The cost to player A of a cooperative outcome = 1/8 and the cost to player B = ½ suggesting that player B, given the specific cost function, is no better off. Management at B should attempt to reduce the private costs of playing the game. However if B is tempted to go for the ¾ payoff its costs would rise significantly to 1.11 with the inevitability of a (0,0) outcome as player A retaliates. So B with no legal sanction cooperates with A. Maximising private benefits can be difficult.
Play a PD game yourself at: www.serendip.brynmawr.edu/bb/pd.html
The application to management and business is very important particularly in a zero-sum market where two or three firms collectively have 100% of the market share. The strategy set is either to cooperate or compete. Strictly speaking, antitrust rules exist in many jurisdictions that act to dissuade firms from forming a credible cartel arrangement. Cartels are inherently unstable. Modern companies can compete by cooperating through joint ventures and outsourcing. One interesting hypothesis is to consider the presence of an acute zero-sum constraint in an oligopoly market (with 5 players) as a trigger for a merger wave in the industry.
Polar Bear and Seal Dilemma
As the ice cap melts, there is less ice for the seals to rest. Less resting places makes it harder for the polar bears to capture the seals as they spend more time swimming in the waters. Polar bears cannot swim as well as seals.

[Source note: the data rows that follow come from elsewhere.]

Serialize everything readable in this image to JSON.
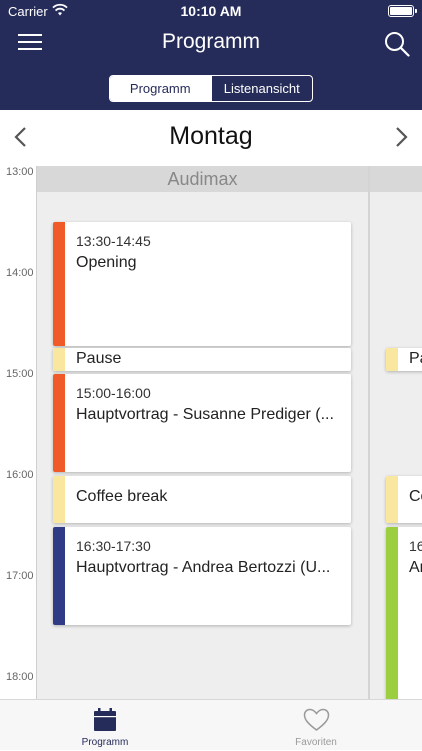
{
  "status": {
    "carrier": "Carrier",
    "time": "10:10 AM"
  },
  "header": {
    "title": "Programm"
  },
  "segments": {
    "active": "Programm",
    "inactive": "Listenansicht"
  },
  "day": {
    "name": "Montag"
  },
  "hours": [
    "13:00",
    "14:00",
    "15:00",
    "16:00",
    "17:00",
    "18:00"
  ],
  "columns": [
    {
      "name": "Audimax"
    }
  ],
  "events": [
    {
      "time": "13:30-14:45",
      "title": "Opening",
      "color": "#f05a28"
    },
    {
      "time": "",
      "title": "Pause",
      "color": "#f9e79f"
    },
    {
      "time": "15:00-16:00",
      "title": "Hauptvortrag - Susanne Prediger (...",
      "color": "#f05a28"
    },
    {
      "time": "",
      "title": "Coffee break",
      "color": "#f9e79f"
    },
    {
      "time": "16:30-17:30",
      "title": "Hauptvortrag - Andrea Bertozzi (U...",
      "color": "#2f3b84"
    }
  ],
  "second_column_peek": [
    {
      "time": "",
      "title": "Pa",
      "color": "#f9e79f"
    },
    {
      "time": "",
      "title": "Co",
      "color": "#f9e79f"
    },
    {
      "time": "16",
      "title": "An",
      "color": "#9ccf3f"
    }
  ],
  "tabs": [
    {
      "label": "Programm",
      "icon": "calendar-icon",
      "active": true,
      "color": "#262c5a"
    },
    {
      "label": "Favoriten",
      "icon": "heart-icon",
      "active": false,
      "color": "#9a9a9a"
    }
  ]
}
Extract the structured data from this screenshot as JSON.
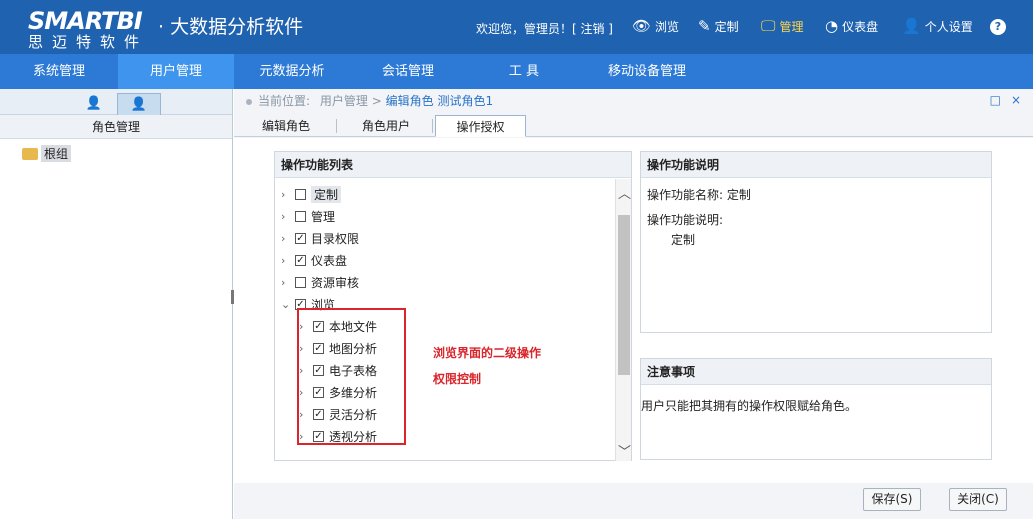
{
  "header": {
    "logo_main": "SMARTBI",
    "logo_sub": "思迈特软件",
    "title": "· 大数据分析软件",
    "welcome": "欢迎您，管理员！[ 注销 ]",
    "nav": [
      {
        "label": "浏览",
        "icon": "eye-icon",
        "glyph": "👁"
      },
      {
        "label": "定制",
        "icon": "pencil-icon",
        "glyph": "✎"
      },
      {
        "label": "管理",
        "icon": "monitor-icon",
        "glyph": "🖵"
      },
      {
        "label": "仪表盘",
        "icon": "dashboard-icon",
        "glyph": "◔"
      },
      {
        "label": "个人设置",
        "icon": "user-icon",
        "glyph": "👤"
      }
    ],
    "help": "?",
    "active_nav": "管理"
  },
  "menu": [
    "系统管理",
    "用户管理",
    "元数据分析",
    "会话管理",
    "工 具",
    "移动设备管理"
  ],
  "left": {
    "title": "角色管理",
    "tree_root": "根组",
    "tab_icons": [
      "user-icon",
      "user-icon"
    ]
  },
  "breadcrumb": {
    "prefix": "当前位置:",
    "path1": "用户管理",
    "sep": ">",
    "path2": "编辑角色",
    "path3": "测试角色1"
  },
  "window_controls": {
    "maximize": "□",
    "close": "×"
  },
  "subtabs": [
    "编辑角色",
    "角色用户",
    "操作授权"
  ],
  "funclist": {
    "title": "操作功能列表",
    "items": [
      {
        "label": "定制",
        "checked": false,
        "expanded": false,
        "level": 0
      },
      {
        "label": "管理",
        "checked": false,
        "expanded": false,
        "level": 0
      },
      {
        "label": "目录权限",
        "checked": true,
        "expanded": false,
        "level": 0
      },
      {
        "label": "仪表盘",
        "checked": true,
        "expanded": false,
        "level": 0
      },
      {
        "label": "资源审核",
        "checked": false,
        "expanded": false,
        "level": 0
      },
      {
        "label": "浏览",
        "checked": true,
        "expanded": true,
        "level": 0
      },
      {
        "label": "本地文件",
        "checked": true,
        "expanded": false,
        "level": 1
      },
      {
        "label": "地图分析",
        "checked": true,
        "expanded": false,
        "level": 1
      },
      {
        "label": "电子表格",
        "checked": true,
        "expanded": false,
        "level": 1
      },
      {
        "label": "多维分析",
        "checked": true,
        "expanded": false,
        "level": 1
      },
      {
        "label": "灵活分析",
        "checked": true,
        "expanded": false,
        "level": 1
      },
      {
        "label": "透视分析",
        "checked": true,
        "expanded": false,
        "level": 1
      }
    ],
    "annotation_line1": "浏览界面的二级操作",
    "annotation_line2": "权限控制"
  },
  "description": {
    "title": "操作功能说明",
    "name_label": "操作功能名称: 定制",
    "desc_label": "操作功能说明:",
    "desc_value": "定制"
  },
  "notes": {
    "title": "注意事项",
    "text": "用户只能把其拥有的操作权限赋给角色。"
  },
  "buttons": {
    "save": "保存(S)",
    "close": "关闭(C)"
  },
  "colors": {
    "header_bg": "#1f62b0",
    "menu_bg": "#2c7ad6",
    "menu_active": "#3f95ee",
    "annotation": "#d9252b",
    "active_nav": "#ffd54a"
  }
}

So do polar bears spend more time on fewer ice caps waiting for the seals to rest or do they improve their ability to swim longer in pursuit of the bears? For the seals, knowing that polar bears cannot swim as well and as long as they can, the optimal action is to stay longer in the water, but they risk capture by the polar bear, who, knowing that the seals believe that polar bears cannot swim as well as they, adapts to swim better, pursues the seals until they rest on an ice cap in the belief that there will be no bears on the presumption that they cannot swim as well as they.
However, if more seals stay longer in the ice water, polar bears unable to swim as well, will fall in population as they loose a vital food source. And as the ice caps continue to melt, fewer seals will survive. Fewer seals mean fewer polar bears, so as the ice caps melt it is a no win outcome for both the polar bears and the seals. Correct? A Darwinian outcome could evolve, but that depends on nature. In a business context, is there a lesson from the polar bears and seals dilemma? It may be is that as a market evolves the player who adapts better to an evolving market has a greater probability of surviving in that market.